My biggest triumph in high school was becoming quarterback, which made me a Big Man on Campus among the 5,700 students of Canarsie High. The school was so poor that we didn’t even have a football field, and all our games were away games. Our team was pretty bad, but I was one of the better players on it.

One day, a recruiter came to scout an opposing player at one of our games. I didn’t know he was there. A few days later, though, I received a letter from what, in my frame of reference, sounded like another planet, Northern Michigan University. They were recruiting for the football team. Was I interested? I whooped and hollered. It felt as good as an invitation to the NFL draft.

Northern Michigan eventually offered me a football scholarship, the only offer I got. Without it, I don’t know how I could have realized my mother’s dream of going to college.

During spring break of my last year in high school, my parents drove me to see this unimaginable place. We drove nearly a thousand miles to Marquette, in the Upper Peninsula of Michigan. We had never been outside New York, and my parents were caught up in the adventure of it. We drove across wooded mountains, through vast stretches of flat fields, past huge lakes that looked like oceans. When we finally arrived, the campus looked like an America I had seen only in the movies, with budding trees, laughing students, flying frisbees.

I was out of Brooklyn at last.

Hmmm. There’s something kind of off about this story.  Northern Michigan is and was a Division II football program, meaning it’s very small time compared to the stuff you see on TV. The idea that it had a “recruiter” (this would be a coach, right? Why not say “a coach?”) scouting a football game in the Carnasie area of Brooklyn in 1971 — not exactly a hotbed of high school football, either then or now — sounds questionable.   Let’s look around a bit.  Oh lookie here:

In high school I played football, and I saw the sport as a potential path out of the projects. In 1971, I arrived at Northern Michigan University—a world away from Canarsie—with the hope of getting a football scholarship, but it never materialized. I stayed at NMU and paid my way through school with student loans and part-time jobs. I even sold my blood for cash when things got really tough.

In 1975, I became the first in my family to graduate college. Unfortunately, my parents could not afford to attend the graduation ceremony, but I knew my mother was proud.

Okey dokey.  By itself this isn’t exactly the same thing as getting underage Russian hookers to [redacted], but this is literally the only thing I’ve ever checked out about this guy, and it turns out to be a lie that he himself cops to after the fact.

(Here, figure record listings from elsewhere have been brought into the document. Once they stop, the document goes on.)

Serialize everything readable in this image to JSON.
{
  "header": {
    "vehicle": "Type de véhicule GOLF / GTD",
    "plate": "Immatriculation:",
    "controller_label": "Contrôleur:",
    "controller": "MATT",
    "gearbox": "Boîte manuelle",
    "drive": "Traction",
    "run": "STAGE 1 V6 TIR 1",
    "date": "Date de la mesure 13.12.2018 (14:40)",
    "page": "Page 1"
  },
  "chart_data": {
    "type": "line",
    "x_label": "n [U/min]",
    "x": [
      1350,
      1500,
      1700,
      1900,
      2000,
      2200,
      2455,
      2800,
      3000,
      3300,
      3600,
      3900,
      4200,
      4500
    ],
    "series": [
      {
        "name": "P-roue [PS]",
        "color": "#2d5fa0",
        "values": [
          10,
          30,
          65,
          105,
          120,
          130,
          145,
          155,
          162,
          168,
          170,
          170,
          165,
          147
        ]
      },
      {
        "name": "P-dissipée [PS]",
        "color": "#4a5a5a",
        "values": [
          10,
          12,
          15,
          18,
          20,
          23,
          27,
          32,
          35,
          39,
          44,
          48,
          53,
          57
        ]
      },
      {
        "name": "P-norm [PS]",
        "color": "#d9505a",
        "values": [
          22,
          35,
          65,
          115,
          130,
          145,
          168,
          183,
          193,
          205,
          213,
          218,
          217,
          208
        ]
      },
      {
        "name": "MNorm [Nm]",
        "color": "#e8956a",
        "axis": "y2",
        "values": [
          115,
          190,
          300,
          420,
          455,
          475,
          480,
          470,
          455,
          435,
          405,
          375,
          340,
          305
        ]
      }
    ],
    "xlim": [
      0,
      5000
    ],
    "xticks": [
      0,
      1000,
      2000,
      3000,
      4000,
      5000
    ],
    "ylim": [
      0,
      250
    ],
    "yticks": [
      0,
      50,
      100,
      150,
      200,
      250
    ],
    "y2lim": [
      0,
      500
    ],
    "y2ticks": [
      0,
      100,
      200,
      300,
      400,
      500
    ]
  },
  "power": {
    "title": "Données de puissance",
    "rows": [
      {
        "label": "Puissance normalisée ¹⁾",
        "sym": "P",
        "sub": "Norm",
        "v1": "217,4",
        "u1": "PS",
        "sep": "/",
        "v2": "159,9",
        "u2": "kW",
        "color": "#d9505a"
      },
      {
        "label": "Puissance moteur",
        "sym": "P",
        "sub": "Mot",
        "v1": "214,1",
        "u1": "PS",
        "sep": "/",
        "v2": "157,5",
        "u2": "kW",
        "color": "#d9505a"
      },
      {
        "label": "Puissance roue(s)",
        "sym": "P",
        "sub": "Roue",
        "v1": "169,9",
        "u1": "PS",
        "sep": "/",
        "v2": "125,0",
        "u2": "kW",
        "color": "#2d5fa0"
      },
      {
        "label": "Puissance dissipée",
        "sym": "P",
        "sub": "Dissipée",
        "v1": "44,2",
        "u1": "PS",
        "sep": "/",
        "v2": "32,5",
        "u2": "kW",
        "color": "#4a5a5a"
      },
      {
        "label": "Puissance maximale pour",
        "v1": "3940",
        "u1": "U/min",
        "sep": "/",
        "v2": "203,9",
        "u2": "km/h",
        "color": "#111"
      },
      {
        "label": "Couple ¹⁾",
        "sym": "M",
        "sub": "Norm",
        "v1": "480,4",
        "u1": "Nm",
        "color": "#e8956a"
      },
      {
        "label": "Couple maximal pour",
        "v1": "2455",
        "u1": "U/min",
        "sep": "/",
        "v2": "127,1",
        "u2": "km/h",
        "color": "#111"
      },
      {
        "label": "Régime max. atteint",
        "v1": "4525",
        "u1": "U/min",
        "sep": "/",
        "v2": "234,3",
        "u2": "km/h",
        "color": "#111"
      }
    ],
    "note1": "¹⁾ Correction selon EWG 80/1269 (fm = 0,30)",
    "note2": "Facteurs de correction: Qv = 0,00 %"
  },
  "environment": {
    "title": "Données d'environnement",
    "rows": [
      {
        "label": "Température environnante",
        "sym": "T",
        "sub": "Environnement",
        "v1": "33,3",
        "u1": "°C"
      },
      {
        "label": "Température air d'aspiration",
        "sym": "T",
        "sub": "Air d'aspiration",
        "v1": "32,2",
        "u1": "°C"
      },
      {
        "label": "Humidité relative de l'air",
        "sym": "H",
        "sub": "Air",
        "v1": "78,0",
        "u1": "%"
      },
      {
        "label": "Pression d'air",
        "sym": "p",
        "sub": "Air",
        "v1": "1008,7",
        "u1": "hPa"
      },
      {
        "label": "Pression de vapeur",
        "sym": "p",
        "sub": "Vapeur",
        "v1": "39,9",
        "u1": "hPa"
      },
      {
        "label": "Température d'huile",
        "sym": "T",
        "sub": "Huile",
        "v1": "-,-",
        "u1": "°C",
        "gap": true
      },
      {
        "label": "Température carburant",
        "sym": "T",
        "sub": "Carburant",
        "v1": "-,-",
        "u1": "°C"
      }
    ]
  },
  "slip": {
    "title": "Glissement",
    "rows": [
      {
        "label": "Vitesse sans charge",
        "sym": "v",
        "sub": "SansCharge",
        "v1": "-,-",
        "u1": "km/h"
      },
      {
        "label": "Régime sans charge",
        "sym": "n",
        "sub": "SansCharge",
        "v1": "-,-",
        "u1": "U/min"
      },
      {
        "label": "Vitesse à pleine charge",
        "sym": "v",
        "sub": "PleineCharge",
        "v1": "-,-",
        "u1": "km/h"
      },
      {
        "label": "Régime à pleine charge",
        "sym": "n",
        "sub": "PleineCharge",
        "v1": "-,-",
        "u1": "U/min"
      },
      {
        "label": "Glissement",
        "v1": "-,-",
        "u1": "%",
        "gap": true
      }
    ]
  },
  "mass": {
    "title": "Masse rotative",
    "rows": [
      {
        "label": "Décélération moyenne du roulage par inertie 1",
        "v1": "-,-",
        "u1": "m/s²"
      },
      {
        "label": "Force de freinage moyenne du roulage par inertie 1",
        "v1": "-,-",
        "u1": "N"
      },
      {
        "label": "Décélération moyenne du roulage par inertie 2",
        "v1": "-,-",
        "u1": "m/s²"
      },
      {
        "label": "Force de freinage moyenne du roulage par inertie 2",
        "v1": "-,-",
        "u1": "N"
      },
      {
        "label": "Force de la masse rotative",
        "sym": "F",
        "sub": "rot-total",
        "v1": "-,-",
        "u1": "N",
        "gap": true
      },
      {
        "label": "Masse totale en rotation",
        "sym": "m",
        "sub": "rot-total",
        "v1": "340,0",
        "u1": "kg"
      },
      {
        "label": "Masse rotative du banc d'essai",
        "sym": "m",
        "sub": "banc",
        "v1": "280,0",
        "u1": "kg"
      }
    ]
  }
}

What else in his autobiography is made up?

For example, this would seem to merit further inquiries:

During my childhood, I never dreamed of working in business. The only entrepreneur I knew was my uncle, Bill Farber. He had a small paper factory in the Bronx, where he later hired my father as a foreman.

OK kid, you grew up in the projects, but mom’s brother owned a factory. How exactly did you pay out of state tuition at NMU? (ETA: While in-state tuition was dirt cheap in the early 1970s, out of state tuition would have been a huge barrier to the typical working class kid, especially considering he could have gone to a New York state system school for next to nothing at that time).  Could Mom really not afford to go to your graduation, even with a little help from Uncle Bill? Especially considering:

I loved the freedom and the open space of college, although I felt lonely and out of place at first. I made some close friends my freshman year and ended up rooming with them for four years, on and off campus. Twice I sent for my brother and he flew out to visit.

You get the idea.

I don’t think this guy is ready for prime time.